José Ortega y Gasset

José Ortega y Gasset ( born May 9, 1883 in Madrid, † October 18, 1955 ) was a Spanish philosopher, sociologist and essayist.

Life and work

José Ortega was born in Madrid as a scion of a family journalists. He attended the Jesuit school of San Estanislao de Miraflores in Malaga and studied from 1897 to 1898 at the University of Deusto in Bilbao, and then at the University of Madrid philosophy, where he in 1904 received his doctorate with a thesis on the millenarianism in France. From 1905 to 1911, he stayed to study in Germany, including Leipzig, Berlin and priority in Marburg. In Marburg he was influenced among others by the neo-Kantianism of Hermann Cohen and Paul Natorp, where he received in 1952 an honorary doctorate. 1909 Ortega returned back to Spain.

Ortega was the founder and publisher of magazines España (1915-1924) and Revista de Occidente (1923 ), employees of the newspaper El Sol and participated in the Spanish Constitution of 1931.

Under the impression of the Weimar Republic in 1929, he wrote his seminal work The Revolt of the Masses. From 1910 to 1936 he held professorships at metaphysics, logic and ethics at the University Complutense of Madrid, in 1936, he condemned as a signatory of the manifesto Adhesiones de intelectuales (ABC 31 July, 1936) together with other intellectuals of the coup by the military and declared loyalty with the democratically elected popular Front government of the Second Spanish Republic. Shortly after the start of the Civil War, he left Spain and lived in France, Argentina, and from 1943 in Portugal, before returning to Spain in 1948, where he regularly stayed until his death in 1955 ( in Madrid). As a philosopher he built on Georg Wilhelm Friedrich Hegel, Friedrich Nietzsche, Wilhelm Dilthey and the philosophy of life.

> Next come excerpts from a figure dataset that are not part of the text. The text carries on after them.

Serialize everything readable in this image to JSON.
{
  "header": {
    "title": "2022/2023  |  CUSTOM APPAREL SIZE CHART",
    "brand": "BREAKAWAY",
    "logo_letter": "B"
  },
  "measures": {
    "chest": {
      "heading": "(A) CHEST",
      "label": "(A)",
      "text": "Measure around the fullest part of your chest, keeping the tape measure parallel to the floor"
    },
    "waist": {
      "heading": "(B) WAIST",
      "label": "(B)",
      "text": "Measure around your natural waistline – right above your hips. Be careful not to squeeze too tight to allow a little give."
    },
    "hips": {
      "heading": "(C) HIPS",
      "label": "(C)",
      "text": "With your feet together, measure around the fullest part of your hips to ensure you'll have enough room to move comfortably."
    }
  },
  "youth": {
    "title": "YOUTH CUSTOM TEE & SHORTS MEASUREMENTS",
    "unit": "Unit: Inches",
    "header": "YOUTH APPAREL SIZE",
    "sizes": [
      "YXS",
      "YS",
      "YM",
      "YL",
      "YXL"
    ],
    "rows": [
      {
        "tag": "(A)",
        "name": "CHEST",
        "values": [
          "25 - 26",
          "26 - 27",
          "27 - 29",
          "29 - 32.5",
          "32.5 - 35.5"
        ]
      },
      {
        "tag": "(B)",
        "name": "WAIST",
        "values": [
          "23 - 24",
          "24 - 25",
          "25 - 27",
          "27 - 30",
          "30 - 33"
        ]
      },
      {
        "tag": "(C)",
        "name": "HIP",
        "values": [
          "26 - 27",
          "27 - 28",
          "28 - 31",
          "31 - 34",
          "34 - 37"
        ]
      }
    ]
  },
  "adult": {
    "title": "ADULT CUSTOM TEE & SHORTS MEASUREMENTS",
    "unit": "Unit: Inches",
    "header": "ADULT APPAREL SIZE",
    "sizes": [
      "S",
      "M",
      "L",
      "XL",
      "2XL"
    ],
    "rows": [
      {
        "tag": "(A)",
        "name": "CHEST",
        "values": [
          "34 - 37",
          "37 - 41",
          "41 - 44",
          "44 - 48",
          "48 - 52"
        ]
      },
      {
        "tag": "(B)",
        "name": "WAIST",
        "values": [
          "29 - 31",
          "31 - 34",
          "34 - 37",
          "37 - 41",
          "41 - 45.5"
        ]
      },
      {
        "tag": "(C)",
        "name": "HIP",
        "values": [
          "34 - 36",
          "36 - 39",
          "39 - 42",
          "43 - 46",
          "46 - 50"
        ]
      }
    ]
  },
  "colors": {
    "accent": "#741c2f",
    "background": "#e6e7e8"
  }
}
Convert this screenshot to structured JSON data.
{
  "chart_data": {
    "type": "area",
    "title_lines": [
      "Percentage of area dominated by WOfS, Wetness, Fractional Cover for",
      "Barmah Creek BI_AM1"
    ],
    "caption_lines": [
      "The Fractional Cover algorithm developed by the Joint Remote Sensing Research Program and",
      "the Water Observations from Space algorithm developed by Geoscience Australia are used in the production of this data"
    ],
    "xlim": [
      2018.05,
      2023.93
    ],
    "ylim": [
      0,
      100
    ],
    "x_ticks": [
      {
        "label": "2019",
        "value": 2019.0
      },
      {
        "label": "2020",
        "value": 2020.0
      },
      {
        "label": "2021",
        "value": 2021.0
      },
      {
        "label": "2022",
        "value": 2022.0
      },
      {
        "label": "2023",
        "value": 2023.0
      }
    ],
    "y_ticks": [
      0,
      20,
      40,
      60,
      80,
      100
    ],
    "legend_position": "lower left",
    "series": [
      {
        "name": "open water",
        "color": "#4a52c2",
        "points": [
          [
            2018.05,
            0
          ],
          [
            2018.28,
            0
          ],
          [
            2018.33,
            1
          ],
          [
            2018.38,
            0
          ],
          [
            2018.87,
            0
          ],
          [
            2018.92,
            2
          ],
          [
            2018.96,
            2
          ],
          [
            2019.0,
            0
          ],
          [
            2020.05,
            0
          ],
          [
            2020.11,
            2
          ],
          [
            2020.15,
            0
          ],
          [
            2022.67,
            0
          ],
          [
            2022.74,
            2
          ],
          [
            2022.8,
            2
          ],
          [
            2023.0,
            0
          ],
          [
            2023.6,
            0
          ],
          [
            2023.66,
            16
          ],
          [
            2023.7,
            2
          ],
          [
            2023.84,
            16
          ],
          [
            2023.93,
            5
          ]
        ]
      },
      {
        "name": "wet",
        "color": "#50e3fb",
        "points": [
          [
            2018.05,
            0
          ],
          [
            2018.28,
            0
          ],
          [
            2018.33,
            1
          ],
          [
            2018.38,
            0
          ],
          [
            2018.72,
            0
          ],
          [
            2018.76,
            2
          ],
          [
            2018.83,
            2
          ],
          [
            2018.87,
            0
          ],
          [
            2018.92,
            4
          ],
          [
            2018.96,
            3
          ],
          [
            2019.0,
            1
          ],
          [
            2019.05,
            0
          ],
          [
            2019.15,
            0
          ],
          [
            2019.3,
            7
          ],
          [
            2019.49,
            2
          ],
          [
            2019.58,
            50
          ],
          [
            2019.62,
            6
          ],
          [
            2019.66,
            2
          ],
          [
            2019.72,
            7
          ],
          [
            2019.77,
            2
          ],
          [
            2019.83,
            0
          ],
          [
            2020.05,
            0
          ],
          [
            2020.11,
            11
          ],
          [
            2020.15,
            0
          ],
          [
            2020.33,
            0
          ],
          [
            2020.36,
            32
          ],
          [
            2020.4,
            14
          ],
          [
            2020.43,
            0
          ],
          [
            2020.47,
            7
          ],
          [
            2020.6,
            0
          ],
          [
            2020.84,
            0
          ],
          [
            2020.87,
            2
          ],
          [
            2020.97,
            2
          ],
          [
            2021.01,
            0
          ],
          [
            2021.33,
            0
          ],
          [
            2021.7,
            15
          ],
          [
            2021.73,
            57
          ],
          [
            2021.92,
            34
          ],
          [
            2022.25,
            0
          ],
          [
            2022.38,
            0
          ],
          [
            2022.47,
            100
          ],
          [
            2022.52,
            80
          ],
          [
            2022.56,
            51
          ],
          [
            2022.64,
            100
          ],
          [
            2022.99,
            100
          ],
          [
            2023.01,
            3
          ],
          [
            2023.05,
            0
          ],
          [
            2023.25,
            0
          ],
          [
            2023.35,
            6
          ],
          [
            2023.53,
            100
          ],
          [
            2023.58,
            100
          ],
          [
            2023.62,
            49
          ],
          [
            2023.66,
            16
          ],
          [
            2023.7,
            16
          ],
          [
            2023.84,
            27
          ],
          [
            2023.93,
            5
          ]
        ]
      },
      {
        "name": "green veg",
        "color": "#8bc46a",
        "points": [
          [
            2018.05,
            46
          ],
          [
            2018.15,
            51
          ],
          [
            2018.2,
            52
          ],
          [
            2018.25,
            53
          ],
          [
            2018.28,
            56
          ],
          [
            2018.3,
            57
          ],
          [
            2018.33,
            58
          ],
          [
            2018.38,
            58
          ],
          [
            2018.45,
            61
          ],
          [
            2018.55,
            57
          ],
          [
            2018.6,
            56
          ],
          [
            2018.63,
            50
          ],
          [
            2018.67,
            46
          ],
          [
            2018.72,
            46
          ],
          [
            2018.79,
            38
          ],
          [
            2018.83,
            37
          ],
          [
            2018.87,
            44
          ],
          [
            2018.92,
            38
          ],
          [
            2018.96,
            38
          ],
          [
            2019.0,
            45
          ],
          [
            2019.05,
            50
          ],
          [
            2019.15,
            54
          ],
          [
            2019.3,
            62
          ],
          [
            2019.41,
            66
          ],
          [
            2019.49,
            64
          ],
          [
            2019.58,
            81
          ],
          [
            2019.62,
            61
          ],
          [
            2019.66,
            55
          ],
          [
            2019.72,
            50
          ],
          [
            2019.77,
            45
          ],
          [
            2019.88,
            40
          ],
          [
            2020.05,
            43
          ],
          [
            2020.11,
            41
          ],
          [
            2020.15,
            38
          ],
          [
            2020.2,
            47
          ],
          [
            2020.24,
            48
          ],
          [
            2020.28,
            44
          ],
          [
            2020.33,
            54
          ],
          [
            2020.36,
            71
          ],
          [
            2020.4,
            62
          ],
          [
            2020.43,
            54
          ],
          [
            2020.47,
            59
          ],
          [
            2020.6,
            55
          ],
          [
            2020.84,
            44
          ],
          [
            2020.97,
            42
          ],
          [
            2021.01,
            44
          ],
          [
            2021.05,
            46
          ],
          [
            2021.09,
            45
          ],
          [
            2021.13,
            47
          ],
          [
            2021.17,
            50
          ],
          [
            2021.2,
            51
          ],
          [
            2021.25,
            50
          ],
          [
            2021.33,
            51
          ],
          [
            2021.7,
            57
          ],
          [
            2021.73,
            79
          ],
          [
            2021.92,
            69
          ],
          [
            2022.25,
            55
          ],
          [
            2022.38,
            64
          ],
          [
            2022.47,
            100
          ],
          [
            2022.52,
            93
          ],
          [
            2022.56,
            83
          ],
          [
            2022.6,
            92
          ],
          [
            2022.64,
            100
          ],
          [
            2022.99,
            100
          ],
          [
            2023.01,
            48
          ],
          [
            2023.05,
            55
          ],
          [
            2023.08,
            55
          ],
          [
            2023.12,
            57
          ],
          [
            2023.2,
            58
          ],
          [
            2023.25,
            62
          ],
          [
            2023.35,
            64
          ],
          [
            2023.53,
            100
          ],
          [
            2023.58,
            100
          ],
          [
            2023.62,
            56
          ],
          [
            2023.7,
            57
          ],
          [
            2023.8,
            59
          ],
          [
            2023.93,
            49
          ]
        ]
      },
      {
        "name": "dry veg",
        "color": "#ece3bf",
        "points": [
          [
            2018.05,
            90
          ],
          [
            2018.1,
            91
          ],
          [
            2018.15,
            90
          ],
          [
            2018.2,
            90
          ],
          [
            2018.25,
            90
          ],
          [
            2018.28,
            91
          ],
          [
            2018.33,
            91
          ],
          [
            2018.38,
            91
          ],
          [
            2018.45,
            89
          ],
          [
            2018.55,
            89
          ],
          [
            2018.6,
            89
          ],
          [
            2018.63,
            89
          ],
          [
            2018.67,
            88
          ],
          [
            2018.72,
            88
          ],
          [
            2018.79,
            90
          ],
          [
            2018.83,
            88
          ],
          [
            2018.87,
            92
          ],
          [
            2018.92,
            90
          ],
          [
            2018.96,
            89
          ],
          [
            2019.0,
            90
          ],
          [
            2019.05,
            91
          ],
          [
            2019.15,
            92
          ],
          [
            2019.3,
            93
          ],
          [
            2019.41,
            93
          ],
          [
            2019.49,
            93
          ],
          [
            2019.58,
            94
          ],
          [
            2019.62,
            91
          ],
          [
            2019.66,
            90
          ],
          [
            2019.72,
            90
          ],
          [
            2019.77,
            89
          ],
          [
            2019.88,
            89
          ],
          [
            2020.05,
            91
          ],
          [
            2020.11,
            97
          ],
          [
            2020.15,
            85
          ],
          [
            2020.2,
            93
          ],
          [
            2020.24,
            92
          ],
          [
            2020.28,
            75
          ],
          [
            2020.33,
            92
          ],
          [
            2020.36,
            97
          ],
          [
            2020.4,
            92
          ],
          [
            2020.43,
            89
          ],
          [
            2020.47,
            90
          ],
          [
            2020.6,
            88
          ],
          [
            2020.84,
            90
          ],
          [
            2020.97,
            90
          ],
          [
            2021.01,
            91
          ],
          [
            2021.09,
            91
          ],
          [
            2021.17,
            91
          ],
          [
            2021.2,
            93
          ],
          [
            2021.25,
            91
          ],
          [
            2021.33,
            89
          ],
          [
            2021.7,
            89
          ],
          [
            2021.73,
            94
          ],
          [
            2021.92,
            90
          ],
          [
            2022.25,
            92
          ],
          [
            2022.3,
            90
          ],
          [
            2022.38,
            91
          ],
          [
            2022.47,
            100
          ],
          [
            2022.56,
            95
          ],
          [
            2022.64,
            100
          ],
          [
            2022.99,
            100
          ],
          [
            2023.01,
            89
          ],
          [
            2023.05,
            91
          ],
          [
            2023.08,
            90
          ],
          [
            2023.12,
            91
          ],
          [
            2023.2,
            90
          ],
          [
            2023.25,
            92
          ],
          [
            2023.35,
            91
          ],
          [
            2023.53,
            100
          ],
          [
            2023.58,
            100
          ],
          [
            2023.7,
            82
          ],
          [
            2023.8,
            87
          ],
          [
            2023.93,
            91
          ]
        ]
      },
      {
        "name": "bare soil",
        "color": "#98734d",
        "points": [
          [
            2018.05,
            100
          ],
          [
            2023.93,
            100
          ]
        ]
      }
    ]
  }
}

The sociological work: The Man and the people

The most important sociological book Ortega y Gasset's The Revolt of the Masses applies. It is attributed to the elite sociology and the sociological diagnoses of our time. Starting from an aristocratic order, he describes the "rise of the masses full of social power ". In it he sees a fundamental change in the society of the 20th century. The declaration of the equality of all men was a reason that modern civilization had changed into a " non-directed aggression ", which had come under fascism expressed. This was also in the mechanism of exclusion:

'Difference is indecent. The mass destroyed everything what is otherwise noted, personal, intrinsically talented and exquisite. Those who do not ' like all ' is, who does not ' like all ' thinks is in danger of being eliminated. "

However, he also recognized the opportunities for a new, " incomparable organization of mankind."

Ortega sought as his main work on a comprehensive sociology, where he worked until his death. His sociological doctrine was established in 1957 as El hombre y la gente ( Man and the people ) from the estate issued. This idea is developed that the customs have basic essence of the social. His understanding of industrial corresponds rather to that of habit:

" The customs are forms of human behavior that takes the individual and takes place because he - now in this, now in that way - no other option remains. You are him, imposed by the environment with which it is living by the rest, the people, the society. "

Certain customs ( habits ) - probably the most extreme among them - are actions that are performed by social pressures (ie, mechanically acting coercion ); Actions whose root content is the performer incomprehensible (ie irrational ); Actions that are outside of one's own person but also beyond all others (ie extra- individual realities ). Customs have stored social past.